The mention of Wilkins did not trigger a rant, which meant Daniel was as good as there. But there were certain formalities to be gone through: “To what end?” asked Drake, sounding like a pipe-organ with numerous jammed valves as the words emerged partly from his mouth and partly from his nose. He voiced all questions as if they were pat assertions: To what end being said in the same tones as You and I are but earth.
“My purpose is to learn, Father, but I seem to’ve learned all I can from the books that are here.”
“And what of the Bible.” An excellent riposte there from Drake.
“There are Bibles everywhere, praise God, but only one Reverend Wilkins.”
“He has been preaching at that Established church in the city, has he not.”
“Indeed. St. Lawrence Jewry.”
“Then why should it be necessary for you to leave.” As the city was a quarter of an hour’s walk.
“The Plague, father-I don’t believe he has actually set foot in London these last several months.”
“And what of his flock.”
Daniel almost fired back, Oh, you mean the Royal Society? which in most other houses would have been a bon mot, but not here. “They’ve all run away, too, Father, the ones who aren’t dead.”
“High Church folk,” Drake said self-explanatorily. “Where is Wilkins now.”
“Epsom.”
“He is with Comstock. What can he possibly be thinking.”
“It’s no secret that you and Wilkins have come down on opposite sides of the fence, Father.”
“The golden fence that Laud threw up around the Lord’s Table! Yes.”
“Wilkins backs Tolerance as fervently as you. He hopes to reform the church from within.”

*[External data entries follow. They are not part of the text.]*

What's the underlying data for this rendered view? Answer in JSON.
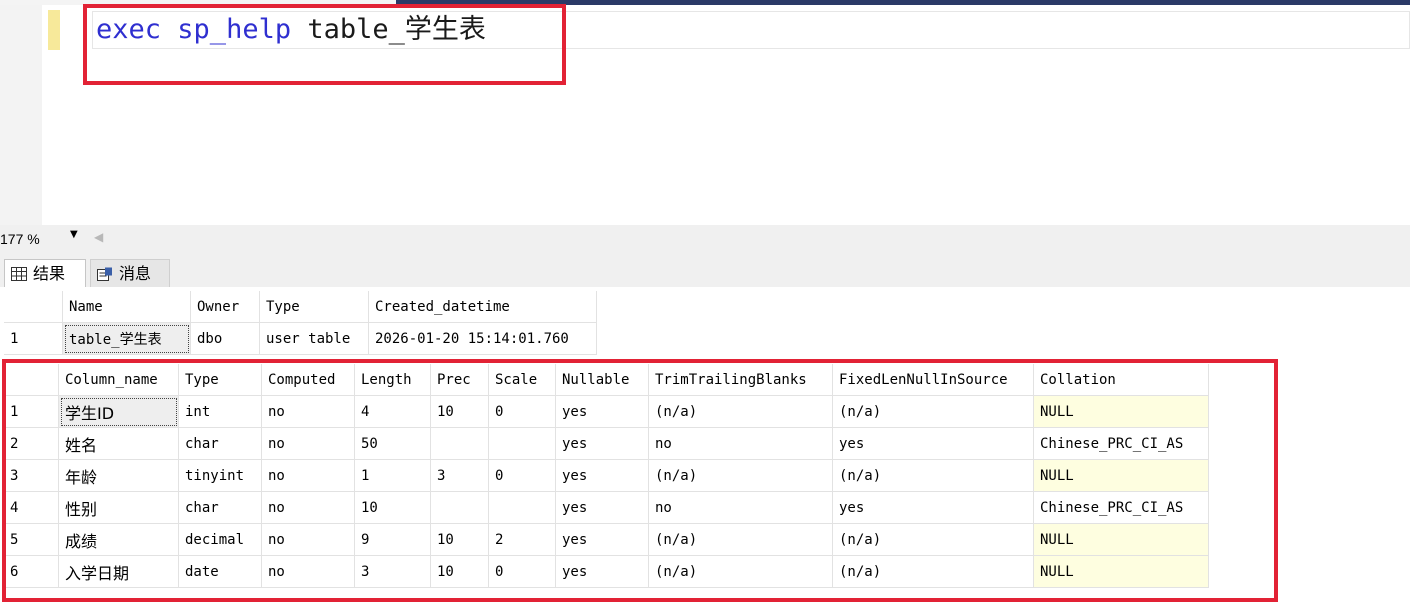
{
  "editor": {
    "keyword": "exec",
    "procedure": "sp_help",
    "argument": "table_学生表"
  },
  "zoom": {
    "value": "177 %"
  },
  "tabs": [
    {
      "label": "结果",
      "icon": "grid-icon"
    },
    {
      "label": "消息",
      "icon": "message-icon"
    }
  ],
  "table1": {
    "headers": [
      "Name",
      "Owner",
      "Type",
      "Created_datetime"
    ],
    "rows": [
      {
        "num": "1",
        "cells": [
          "table_学生表",
          "dbo",
          "user table",
          "2026-01-20 15:14:01.760"
        ]
      }
    ]
  },
  "table2": {
    "headers": [
      "Column_name",
      "Type",
      "Computed",
      "Length",
      "Prec",
      "Scale",
      "Nullable",
      "TrimTrailingBlanks",
      "FixedLenNullInSource",
      "Collation"
    ],
    "rows": [
      {
        "num": "1",
        "cells": [
          "学生ID",
          "int",
          "no",
          "4",
          "10",
          "0",
          "yes",
          "(n/a)",
          "(n/a)",
          "NULL"
        ]
      },
      {
        "num": "2",
        "cells": [
          "姓名",
          "char",
          "no",
          "50",
          "",
          "",
          "yes",
          "no",
          "yes",
          "Chinese_PRC_CI_AS"
        ]
      },
      {
        "num": "3",
        "cells": [
          "年龄",
          "tinyint",
          "no",
          "1",
          "3",
          "0",
          "yes",
          "(n/a)",
          "(n/a)",
          "NULL"
        ]
      },
      {
        "num": "4",
        "cells": [
          "性别",
          "char",
          "no",
          "10",
          "",
          "",
          "yes",
          "no",
          "yes",
          "Chinese_PRC_CI_AS"
        ]
      },
      {
        "num": "5",
        "cells": [
          "成绩",
          "decimal",
          "no",
          "9",
          "10",
          "2",
          "yes",
          "(n/a)",
          "(n/a)",
          "NULL"
        ]
      },
      {
        "num": "6",
        "cells": [
          "入学日期",
          "date",
          "no",
          "3",
          "10",
          "0",
          "yes",
          "(n/a)",
          "(n/a)",
          "NULL"
        ]
      }
    ]
  },
  "colors": {
    "highlight": "#e22235",
    "keyword": "#2f2fd0",
    "null_bg": "#fefee0"
  }
}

“Yes, and no man-short of an Archbishop-could be more within than John Comstock, the Earl of Epsom. But why should you embroil yourself in such matters.”
“Wilkins is not pursuing religious controversies at Epsom-he is pursuing natural philosophy.”
“Seems a strange place for it.”
“The Earl’s son, Charles, could not attend Cambridge because of the plague, and so Wilkins and some other members of the Royal Society are there to serve as his tutors.”
“Aha! It is all clear, then. It is all an accommodation. ”
“Yes.”
“What is it that you hope to learn from the Reverend Wilkins.”
“Whatever it is that he wishes to teach me. Through the Royal Society he is in communication with all the foremost natural philosophers of the British Isles, and many on the Continent as well.”
Drake took some time considering that. “You are asserting that you require my financial assistance in order to become acquainted with a hypothetical body of knowledge which you assume has come into existence out of nowhere, quite recently.”
“Yes, Father.”
“A bit of an act of faith then, isn’t it.”
“Not so much as you might think. My friend Isaac-I’ve told you of him-has spoken of a ‘generative spirit’ that pervades all things, and that accounts for the possibility of new things being created from old-and if you don’t believe me, then just ask yourself, how can flowers grow up out of manure? Why does meat turn itself into maggots, and ships’ planking into worms? Why do images of sea-shells form in rocks far from any sea, and why do new stones grow in farmers’ fields after the previous year’s crop has been dug out? Clearly some organizing principle is at work, and it pervades all things invisibly, and accounts for the world’s ability to have newness -to do something other than only decay.”